Par décision préfectorale, les Rennais doivent, depuis ce samedi 8 août au matin, porter un masque dans certaines zones de la ville. Mais pour l'heure, tous ne sont pas au courant de cette nouvelle mesure, ou simplement n'ont pas encore le réflexe.

Le port du masque est obligatoire sur les marchés rennais, même en extérieur
Le port du masque est obligatoire sur les marchés rennais, même en extérieur © Karine Hannedouche / FTV
Depuis les premières heures de ce samedi 8 août, et jusqu'au 31 août, le port du masque dans certains secteurs de la ville de Rennes est obligatoire. C'est le cas du centre-ville. C'est aussi le cas du quartier Baud-Chardonnet, du parc du domaine Saint-Cyr, du jardin de la confluence ainsi que de la base nautique des étangs d'Apigné, le week-end (le détail des zones à retrouver ici).
 

Une pratique déjà répandue

Certains n'ont pas attendu que l'obligation soit formulée pour s'y discipliner. Déjà, hier, ils étaient nombreux à s'y conformer. Pour Nicolas, "c'est une précaution pour moi-même et pour les autres pour limiter la propagation du covid, même en plein air, surtout quand on sait que les chiffres sont en augmentation en Ille-et-Vilaine".

Même réaction pour Charles et son père, un peu plus loin. "C'est une question de respect envers les gens et ça prouve que même en étant petit, on peut être grand", affirme le jeune homme. "C'est surtout pour montrer aux autres que je fais attention, abonde son père, et pour montrer l'exemple aux enfants."
 

Un pli à prendre

Cette mesure, dans l'ensemble, est plutôt bien acceptée et comprise mais, en ce premier jour, pas toujours appliquée. "Je ne savais pas qu'à Rennes, c'était devenu obligatoire, témoigne un jeune homme au détour d'une rue. Je viens juste d'arriver et je n'ai pas regardé les informations." Car ce matin, en dehors des marchés, il n'y avait quasiment aucun panneau pour signifier la nouvelle obligation aux habitants.

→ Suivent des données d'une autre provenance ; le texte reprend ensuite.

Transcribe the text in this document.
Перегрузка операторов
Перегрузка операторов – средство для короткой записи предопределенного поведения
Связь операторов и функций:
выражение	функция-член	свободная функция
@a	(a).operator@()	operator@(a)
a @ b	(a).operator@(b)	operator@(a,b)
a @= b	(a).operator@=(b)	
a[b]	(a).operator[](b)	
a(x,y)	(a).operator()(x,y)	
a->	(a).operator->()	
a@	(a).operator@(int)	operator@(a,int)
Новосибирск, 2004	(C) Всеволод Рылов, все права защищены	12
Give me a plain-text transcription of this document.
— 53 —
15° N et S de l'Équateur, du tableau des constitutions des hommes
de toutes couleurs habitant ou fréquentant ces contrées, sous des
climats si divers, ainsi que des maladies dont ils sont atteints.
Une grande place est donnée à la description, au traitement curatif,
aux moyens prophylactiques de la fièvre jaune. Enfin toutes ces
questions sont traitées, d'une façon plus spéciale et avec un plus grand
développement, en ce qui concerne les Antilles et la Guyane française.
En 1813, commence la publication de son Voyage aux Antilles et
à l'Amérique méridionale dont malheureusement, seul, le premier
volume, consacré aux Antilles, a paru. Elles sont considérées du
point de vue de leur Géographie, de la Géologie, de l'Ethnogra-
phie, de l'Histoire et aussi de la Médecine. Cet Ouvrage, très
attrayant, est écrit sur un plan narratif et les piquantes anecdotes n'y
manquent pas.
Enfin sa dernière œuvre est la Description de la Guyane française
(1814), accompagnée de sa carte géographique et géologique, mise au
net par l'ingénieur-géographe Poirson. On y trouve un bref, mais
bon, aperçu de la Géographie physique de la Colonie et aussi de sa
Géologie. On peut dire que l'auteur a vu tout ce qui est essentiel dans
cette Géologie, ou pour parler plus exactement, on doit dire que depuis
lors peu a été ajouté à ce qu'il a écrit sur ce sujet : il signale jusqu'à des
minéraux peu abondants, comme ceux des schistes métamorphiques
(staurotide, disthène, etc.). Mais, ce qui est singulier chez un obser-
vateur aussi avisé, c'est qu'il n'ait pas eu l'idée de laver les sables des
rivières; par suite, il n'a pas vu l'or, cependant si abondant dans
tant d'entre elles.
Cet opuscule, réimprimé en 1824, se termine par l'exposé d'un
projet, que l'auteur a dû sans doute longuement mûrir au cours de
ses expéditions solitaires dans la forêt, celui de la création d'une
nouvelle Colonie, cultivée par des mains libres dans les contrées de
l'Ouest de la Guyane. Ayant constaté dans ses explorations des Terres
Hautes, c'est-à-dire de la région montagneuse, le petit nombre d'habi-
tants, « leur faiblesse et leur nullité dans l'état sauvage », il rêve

"Je le savais mais je n'y ai pas pensé en sortant de chez moi, explique une jeune fille un peu plus loin. C'est samedi matin et je ne vis pas en ville normalement." Il faudra sans aucun doute quelques jours pour que chacun prenne le pli. Certains restent néanmoins sceptique : "Il fallait porter le masque pendant l'épidémie, pas à la fin, argumente une femme sur le marché. Ça ne sert plus à rien, c'est juste un exercice d'obéissance."
 

Des habitants pas encore informés

Aux étangs d'Apigné, sur la plage, Julien Bernard, nageur sauveteur, constate que peu de gens portent le masque sur le site pour l'instant. "Ils ne sont pas au courant parce qu'ils ne lisent pas les arrêtés préfectoraux, explique le surveillant, qui porte en permanence une visière. En lisant le journal, on a su que ça allait potentiellement arriver donc on s'y attendait et ça nous paraît important comme mesure."

"On a marché entre cinq et dix minutes pour venir ici et on n'a pas vu d'affiche, constatent deux baigneuses, sur la plage. Là, toutes les deux sur notre serviettes, on ne voit pas l'intérêt de porter un masque mais si on doit se lever pour aller aux toilettes, acheter de l'eau ou parler à d'autres gens, on le mettra."

Il faudra quelques jours aux Rennais pour se discipliner et mettre la mesure en application. Pour l'heure, la police ne sanctionne pas les plus négligeants mais il reste bon de rappeler que l'amende prévue en cas de non-port du masque s'élève à 135 euros la première fois et peut monter jusqu'à 3750 euros assortis d'une peine de prison de six mois en cas de récidives.